Makes 1 large loaf, 12-16 pieces
See also illustrated apple strudel step by step
Prep Time: 1 hour, 30 minutes
Cook Time: 1 hour, 30 minutes
Total Time: 3 hours
- 2 1/2 c. all-purpose flour (300g)
- 1/4 tsp. salt
- 2 T. plus 1 tsp. neutral oil (30 ml)
- 13 T. lukewarm water (200 ml)
- *Filling I*
- 7 T. butter (100 grams)
- 1 c. breadcrumbs (100 grams)
- *Filling II*
- 1/2 c. raisins (traditional, but optional)
- 4 T. rum (optional) or orange juice
- 6-8 c. chopped baking apples (5-6 large apples such as Gala or Granny Smith)
- 3/4 c. granulated sugar (150 grams)
- 1-2 tsp. lemon zest
- 4 T. lemon juice (about 1/2 large lemon)
- 1/4 tsp. cinnamon
- Melted butter for brushing dough (almost a whole stick or 1/2 cup)
- Powdered sugar for decoration
To make the dough: Place the flour in a bowl with the salt and add the water, then the oil. Stir with a spoon until it comes together and you can work it with your hands. Knead the dough until it is smooth and tacky, but not sticky, about 5 minutes. If you need to add more flour, only add it 1 teaspoon at a time. Form the dough into a smooth ball, brush it with a little oil and place it back in the bowl for 1 hour, room temperature. Covering the dough with plastic wrap is fine, too.
Make Filling I: Heat the butter in a pan until foaming and add the breadcrumbs. Toast them, stirring constantly, until they are medium brown. Let cool.
Make Filling II: Soak the raisins in the rum (or orange juice). You can heat them for 30 seconds in the microwave and then soak them until you are ready for them. Peel, core and chop the apples into small pieces. Add the sugar, lemon juice, lemon zest, raisins and cinnamon and mix well.
Roll out the dough on a lightly floured board to about 9 inches by 13 inches. Lightly flour a clean towel with no nap, place it over the dough, grab both (towel and dough) and flip over.

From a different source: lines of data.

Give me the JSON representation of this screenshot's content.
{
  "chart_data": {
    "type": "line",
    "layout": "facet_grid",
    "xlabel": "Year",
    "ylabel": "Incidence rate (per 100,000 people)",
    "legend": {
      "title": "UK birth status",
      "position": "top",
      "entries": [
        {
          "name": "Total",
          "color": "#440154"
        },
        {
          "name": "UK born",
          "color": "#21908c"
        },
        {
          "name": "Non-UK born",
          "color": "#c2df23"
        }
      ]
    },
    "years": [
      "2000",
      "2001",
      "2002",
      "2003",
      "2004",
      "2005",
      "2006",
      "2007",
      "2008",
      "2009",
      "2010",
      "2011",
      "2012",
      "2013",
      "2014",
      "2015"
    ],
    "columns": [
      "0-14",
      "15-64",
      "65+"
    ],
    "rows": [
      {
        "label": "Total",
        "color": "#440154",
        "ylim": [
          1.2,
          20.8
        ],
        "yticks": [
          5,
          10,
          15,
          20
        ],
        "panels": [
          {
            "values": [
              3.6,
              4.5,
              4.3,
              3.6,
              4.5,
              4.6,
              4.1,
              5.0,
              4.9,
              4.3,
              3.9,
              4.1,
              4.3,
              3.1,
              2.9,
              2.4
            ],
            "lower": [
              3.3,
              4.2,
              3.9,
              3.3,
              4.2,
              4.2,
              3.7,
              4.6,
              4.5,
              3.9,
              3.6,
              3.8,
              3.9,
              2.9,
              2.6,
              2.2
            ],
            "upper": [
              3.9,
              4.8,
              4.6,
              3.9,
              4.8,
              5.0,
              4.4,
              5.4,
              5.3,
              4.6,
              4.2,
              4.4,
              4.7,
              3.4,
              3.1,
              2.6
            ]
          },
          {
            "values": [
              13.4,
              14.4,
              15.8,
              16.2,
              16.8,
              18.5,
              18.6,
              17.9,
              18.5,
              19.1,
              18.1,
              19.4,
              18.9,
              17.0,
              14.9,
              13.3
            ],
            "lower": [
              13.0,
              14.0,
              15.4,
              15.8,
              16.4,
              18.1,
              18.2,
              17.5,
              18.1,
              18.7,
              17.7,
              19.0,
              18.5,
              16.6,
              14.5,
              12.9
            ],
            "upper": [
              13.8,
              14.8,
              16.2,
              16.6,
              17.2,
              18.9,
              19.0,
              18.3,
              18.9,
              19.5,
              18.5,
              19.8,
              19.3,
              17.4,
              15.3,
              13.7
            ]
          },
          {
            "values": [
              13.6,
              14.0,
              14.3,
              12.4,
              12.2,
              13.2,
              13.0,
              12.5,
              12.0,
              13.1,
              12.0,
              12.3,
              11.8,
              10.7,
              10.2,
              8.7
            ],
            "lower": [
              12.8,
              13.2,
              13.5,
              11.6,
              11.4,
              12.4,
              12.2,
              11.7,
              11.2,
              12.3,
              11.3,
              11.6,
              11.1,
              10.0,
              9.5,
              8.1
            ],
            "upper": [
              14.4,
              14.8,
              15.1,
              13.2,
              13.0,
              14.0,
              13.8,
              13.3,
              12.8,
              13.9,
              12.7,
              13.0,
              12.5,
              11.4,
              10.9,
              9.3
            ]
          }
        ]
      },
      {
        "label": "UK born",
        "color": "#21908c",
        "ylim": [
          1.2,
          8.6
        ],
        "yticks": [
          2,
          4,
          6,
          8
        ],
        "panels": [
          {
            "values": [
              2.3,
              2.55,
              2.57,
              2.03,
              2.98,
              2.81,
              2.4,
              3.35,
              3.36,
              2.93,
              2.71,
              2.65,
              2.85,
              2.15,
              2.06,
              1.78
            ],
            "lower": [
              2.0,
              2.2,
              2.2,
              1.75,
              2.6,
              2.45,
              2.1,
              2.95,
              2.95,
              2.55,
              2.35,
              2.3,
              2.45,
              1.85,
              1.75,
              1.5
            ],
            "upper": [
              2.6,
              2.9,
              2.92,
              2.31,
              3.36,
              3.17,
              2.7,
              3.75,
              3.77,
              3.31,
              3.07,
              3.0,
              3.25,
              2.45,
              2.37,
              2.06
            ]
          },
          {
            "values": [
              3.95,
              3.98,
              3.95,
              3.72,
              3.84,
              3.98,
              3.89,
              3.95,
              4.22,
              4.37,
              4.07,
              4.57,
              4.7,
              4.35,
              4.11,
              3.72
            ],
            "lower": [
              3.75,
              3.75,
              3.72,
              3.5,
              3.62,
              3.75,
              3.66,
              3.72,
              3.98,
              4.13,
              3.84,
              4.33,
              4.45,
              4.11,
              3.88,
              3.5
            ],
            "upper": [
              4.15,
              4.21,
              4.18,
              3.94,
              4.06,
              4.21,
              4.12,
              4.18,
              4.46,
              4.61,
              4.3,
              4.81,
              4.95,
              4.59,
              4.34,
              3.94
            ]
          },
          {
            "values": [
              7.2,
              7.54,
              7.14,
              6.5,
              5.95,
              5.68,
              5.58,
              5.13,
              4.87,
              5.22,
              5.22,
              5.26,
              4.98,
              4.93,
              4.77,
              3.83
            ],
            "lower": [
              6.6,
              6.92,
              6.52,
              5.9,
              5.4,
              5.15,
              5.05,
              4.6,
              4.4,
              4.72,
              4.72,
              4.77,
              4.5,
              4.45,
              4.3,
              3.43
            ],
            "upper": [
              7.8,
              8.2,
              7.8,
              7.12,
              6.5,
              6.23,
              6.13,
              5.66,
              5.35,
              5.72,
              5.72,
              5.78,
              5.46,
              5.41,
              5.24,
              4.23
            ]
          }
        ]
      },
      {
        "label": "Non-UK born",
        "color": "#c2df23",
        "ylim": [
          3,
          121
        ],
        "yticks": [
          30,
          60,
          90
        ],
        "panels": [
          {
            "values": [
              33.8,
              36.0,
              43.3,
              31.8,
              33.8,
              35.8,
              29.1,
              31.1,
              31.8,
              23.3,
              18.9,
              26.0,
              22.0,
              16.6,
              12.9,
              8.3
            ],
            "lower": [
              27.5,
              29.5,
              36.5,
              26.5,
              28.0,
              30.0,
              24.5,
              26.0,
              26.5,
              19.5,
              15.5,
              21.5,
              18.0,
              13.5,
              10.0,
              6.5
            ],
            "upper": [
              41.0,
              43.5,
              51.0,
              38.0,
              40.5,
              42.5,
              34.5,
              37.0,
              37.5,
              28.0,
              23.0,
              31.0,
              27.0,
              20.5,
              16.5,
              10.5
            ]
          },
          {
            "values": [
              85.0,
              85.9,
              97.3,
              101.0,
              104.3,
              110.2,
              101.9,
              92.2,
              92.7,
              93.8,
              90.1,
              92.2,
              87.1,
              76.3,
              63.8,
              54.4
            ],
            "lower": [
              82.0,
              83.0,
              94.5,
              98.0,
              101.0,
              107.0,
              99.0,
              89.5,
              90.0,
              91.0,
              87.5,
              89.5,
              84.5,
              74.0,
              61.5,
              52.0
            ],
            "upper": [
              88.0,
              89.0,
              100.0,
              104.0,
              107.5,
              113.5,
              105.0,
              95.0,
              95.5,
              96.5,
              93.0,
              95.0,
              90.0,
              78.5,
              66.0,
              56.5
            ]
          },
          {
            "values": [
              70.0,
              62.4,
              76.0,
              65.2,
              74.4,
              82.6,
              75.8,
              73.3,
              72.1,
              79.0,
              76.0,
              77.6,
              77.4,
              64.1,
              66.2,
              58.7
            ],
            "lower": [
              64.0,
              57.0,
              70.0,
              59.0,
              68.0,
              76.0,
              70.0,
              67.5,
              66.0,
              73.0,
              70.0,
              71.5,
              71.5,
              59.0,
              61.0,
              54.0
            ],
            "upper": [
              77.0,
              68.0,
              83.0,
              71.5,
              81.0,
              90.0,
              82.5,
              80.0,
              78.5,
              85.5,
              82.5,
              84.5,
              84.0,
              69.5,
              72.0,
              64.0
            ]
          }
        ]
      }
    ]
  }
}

Straighten both, as necessary. Using your hands, gently stretch the dough thinner on all sides, working your way around the sheet of dough. Stretch it until it starts to look translucent in spots. Let it rest a minute and stretch the areas you think are too thick, again. Thick edges can't be avoided and will be cut off. Brush dough with melted butter.Spread the breadcrumbs over 2/3 of the dough and pat down evenly. Drain the apples and spread them over the other 1/3 of the dough. Cut off any thick edges of dough with kitchen shears. Using the towel, fold one side of the dough over the filling. Brush exposed dough with melted butter. Fold in ends of dough like an envelope (or burrito). Fold other side of dough up and over filling to form a roll. Brush with butter. Use towel to maneuver strudel to baking sheet lined with parchment paper. Roll strudel onto parchment paper so that the seam-side is down. Brush with melted butter.

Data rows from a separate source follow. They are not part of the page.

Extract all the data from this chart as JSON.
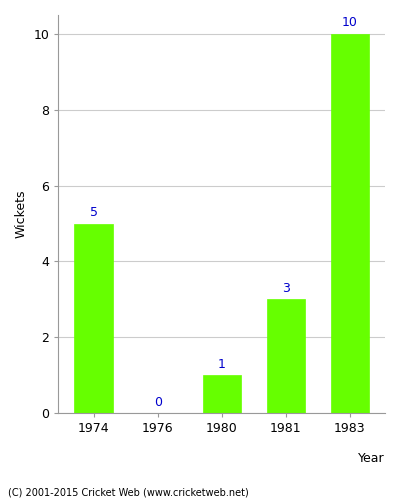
{
  "years": [
    "1974",
    "1976",
    "1980",
    "1981",
    "1983"
  ],
  "values": [
    5,
    0,
    1,
    3,
    10
  ],
  "bar_color": "#66ff00",
  "bar_edge_color": "#66ff00",
  "label_color": "#0000cc",
  "xlabel": "Year",
  "ylabel": "Wickets",
  "ylim": [
    0,
    10.5
  ],
  "yticks": [
    0,
    2,
    4,
    6,
    8,
    10
  ],
  "footnote": "(C) 2001-2015 Cricket Web (www.cricketweb.net)",
  "footnote_color": "#000000",
  "background_color": "#ffffff",
  "grid_color": "#cccccc",
  "label_fontsize": 9,
  "axis_fontsize": 9,
  "bar_width": 0.6
}
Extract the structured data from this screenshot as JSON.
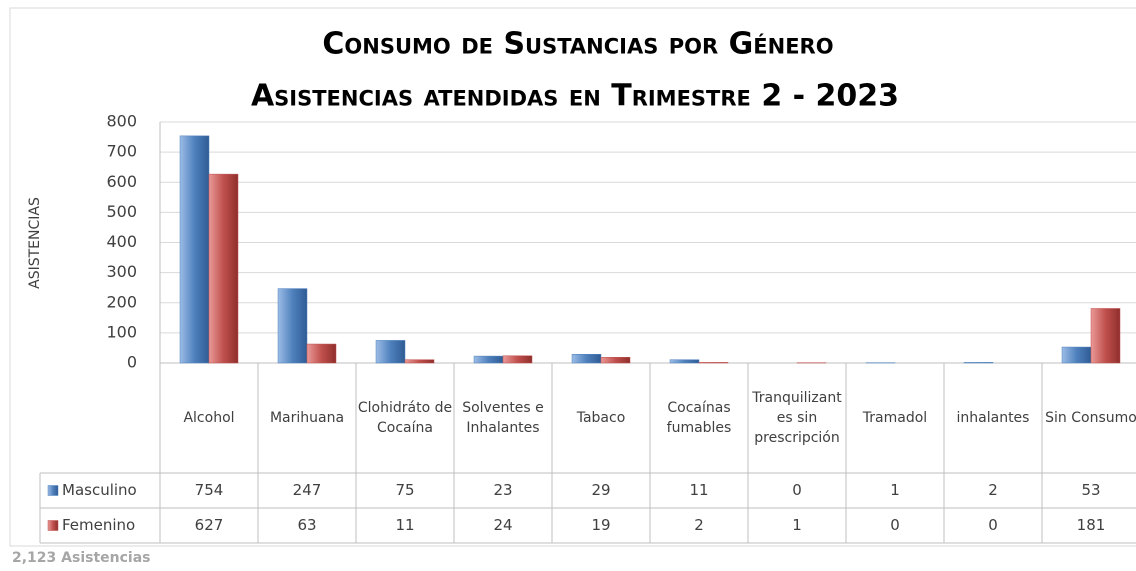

Bake at 400°F for 20 minutes and then at 350°F for 40-60 minutes longer. Remove from oven, brush top with melted butter and sprinkle with powdered sugar while still warm. Transfer to a serving platter with a large spatula (or two). Cut into 1 1/2 inch wide slices with a bread knife or serrated knife and serve with your choice:
- Whipped cream
- Vanilla sauce
- Vanilla ice cream
Tips: If you are planning on serving the strudel the next day, leave on parchment paper and cover loosely with a clean kitchen towel. Place out of reach. Recrisp in oven, warming in microwave not as good.

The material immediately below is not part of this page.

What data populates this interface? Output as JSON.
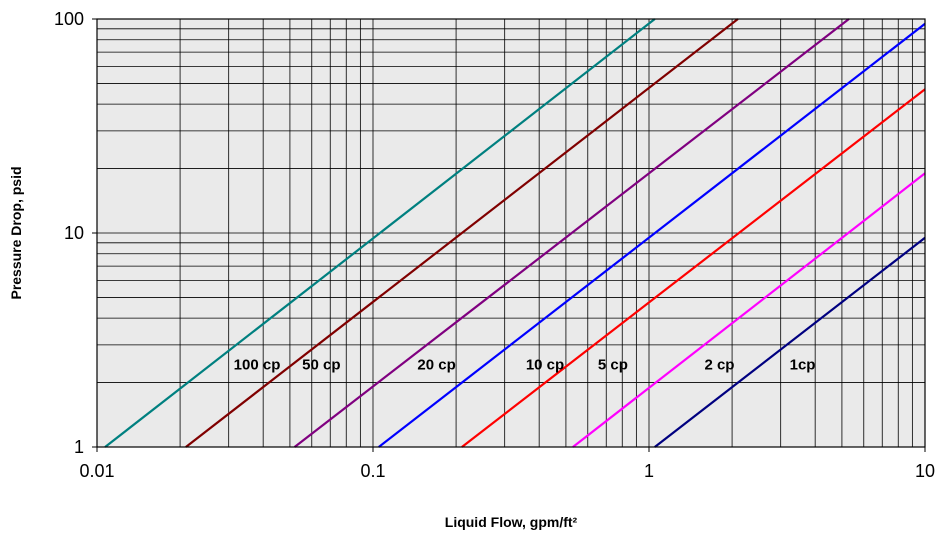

Practice making strudel BEFORE you want to serve it. Make it at least once before the big day to see which steps you need to watch.
Err on the side of thicker dough. If you stretch it too thin (you know, Oma always says you should be able to read a newspaper through it!) before you put the filling in, when you wrap it you will stretch it more, and it might tear. Tearing causes the liquid to evaporate when baked, instead of steaming inside the package. It won't ruin your strudel, but it will not be perfect.